The Changing Face of American Evangelicalism
They are unhappy that the church's message has been, too often, compromised or ridiculed because of party-political alliances. They call for a radical re-think of the church's approach to culture, technology, human relationships and the political establishment. Instead of a focus on narrow religious or political agendas, they argue that the church should campaign for the common good of society -- standing up for the rights of others, particularly the poor and the marginalised; they are passionate about the need to develop civility in political discourse, where citizens can fundamentally disagree about some basic issues in a spirit of respect while building coalitions on common interest. And, perhaps most significantly, they are standing up against the idea that Christians should seek to build a theocracy.

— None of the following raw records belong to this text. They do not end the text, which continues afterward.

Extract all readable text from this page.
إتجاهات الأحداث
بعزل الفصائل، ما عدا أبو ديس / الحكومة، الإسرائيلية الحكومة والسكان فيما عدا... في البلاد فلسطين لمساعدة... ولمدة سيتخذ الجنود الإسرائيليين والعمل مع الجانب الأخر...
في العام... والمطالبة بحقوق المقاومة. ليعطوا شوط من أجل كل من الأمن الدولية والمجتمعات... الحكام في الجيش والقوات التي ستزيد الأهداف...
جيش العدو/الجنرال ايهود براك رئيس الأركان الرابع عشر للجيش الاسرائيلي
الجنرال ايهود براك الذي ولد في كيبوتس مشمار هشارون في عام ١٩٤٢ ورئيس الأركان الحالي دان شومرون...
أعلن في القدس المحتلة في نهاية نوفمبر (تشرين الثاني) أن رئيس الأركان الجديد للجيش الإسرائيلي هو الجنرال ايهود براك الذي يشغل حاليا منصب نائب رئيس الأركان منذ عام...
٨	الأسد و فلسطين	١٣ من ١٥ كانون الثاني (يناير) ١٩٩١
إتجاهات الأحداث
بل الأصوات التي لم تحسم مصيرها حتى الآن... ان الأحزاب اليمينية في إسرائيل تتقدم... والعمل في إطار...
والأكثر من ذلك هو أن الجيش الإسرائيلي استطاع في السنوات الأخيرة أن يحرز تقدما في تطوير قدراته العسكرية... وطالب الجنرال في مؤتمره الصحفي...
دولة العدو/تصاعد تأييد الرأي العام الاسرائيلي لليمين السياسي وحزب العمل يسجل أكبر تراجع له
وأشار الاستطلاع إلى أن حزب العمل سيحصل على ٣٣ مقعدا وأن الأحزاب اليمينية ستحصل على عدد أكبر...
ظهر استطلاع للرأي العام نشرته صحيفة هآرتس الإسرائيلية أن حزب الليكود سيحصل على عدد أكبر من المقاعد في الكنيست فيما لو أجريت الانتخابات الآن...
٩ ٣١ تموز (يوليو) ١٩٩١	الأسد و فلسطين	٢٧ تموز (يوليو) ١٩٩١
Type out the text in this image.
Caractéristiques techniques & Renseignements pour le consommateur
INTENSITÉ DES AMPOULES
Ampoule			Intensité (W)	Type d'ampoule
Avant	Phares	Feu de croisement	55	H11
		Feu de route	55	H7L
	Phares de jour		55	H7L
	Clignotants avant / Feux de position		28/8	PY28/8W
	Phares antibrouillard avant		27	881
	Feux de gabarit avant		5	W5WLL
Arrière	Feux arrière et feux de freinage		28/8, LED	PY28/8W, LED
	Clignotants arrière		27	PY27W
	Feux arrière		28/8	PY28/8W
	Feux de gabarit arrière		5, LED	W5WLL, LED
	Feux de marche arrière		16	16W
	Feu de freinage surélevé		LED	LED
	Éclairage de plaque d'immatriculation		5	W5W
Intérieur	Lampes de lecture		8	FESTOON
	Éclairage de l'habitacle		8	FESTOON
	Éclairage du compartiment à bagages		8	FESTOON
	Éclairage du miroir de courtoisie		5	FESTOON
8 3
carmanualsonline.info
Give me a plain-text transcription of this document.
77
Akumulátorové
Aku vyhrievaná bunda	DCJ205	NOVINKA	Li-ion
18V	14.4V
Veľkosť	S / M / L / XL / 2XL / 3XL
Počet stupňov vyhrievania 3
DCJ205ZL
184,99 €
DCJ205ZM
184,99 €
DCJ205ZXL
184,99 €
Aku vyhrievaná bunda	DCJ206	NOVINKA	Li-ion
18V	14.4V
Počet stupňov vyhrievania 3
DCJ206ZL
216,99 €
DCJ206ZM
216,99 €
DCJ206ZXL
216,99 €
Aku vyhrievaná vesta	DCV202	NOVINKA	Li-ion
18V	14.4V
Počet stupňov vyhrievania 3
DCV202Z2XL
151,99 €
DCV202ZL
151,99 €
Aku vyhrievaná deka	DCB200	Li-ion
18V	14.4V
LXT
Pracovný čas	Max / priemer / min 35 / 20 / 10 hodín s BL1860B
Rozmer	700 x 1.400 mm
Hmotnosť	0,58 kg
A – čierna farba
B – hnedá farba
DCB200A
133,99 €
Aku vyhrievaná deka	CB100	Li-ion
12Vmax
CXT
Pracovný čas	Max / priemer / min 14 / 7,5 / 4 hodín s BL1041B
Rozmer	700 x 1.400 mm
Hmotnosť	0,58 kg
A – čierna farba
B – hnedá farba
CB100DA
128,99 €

Instead, this new generation of Christian leader advocates a kind of 'principled pluralism', where difference is protected and respected under the law. That means that you don't outlaw another person's perspective or life-choices simply because they fail to comply with your own theological perspective.
The consequence of this is that the issues that matter to many of those I met today are not the issues that defined evangelicalism in the past. Creationism is not their concern, nor are they particularly animated about homosexuality or climate-change denial. Instead, they care deeply about defeating poverty, extending rights to minority groups (such as illegal immigrants), and taking a stand against human trafficking.
It will be fascinating to see how this new kind of evangelicalism finds its voice during what many predict will be the ugliest and most partisan presidential election in living memory.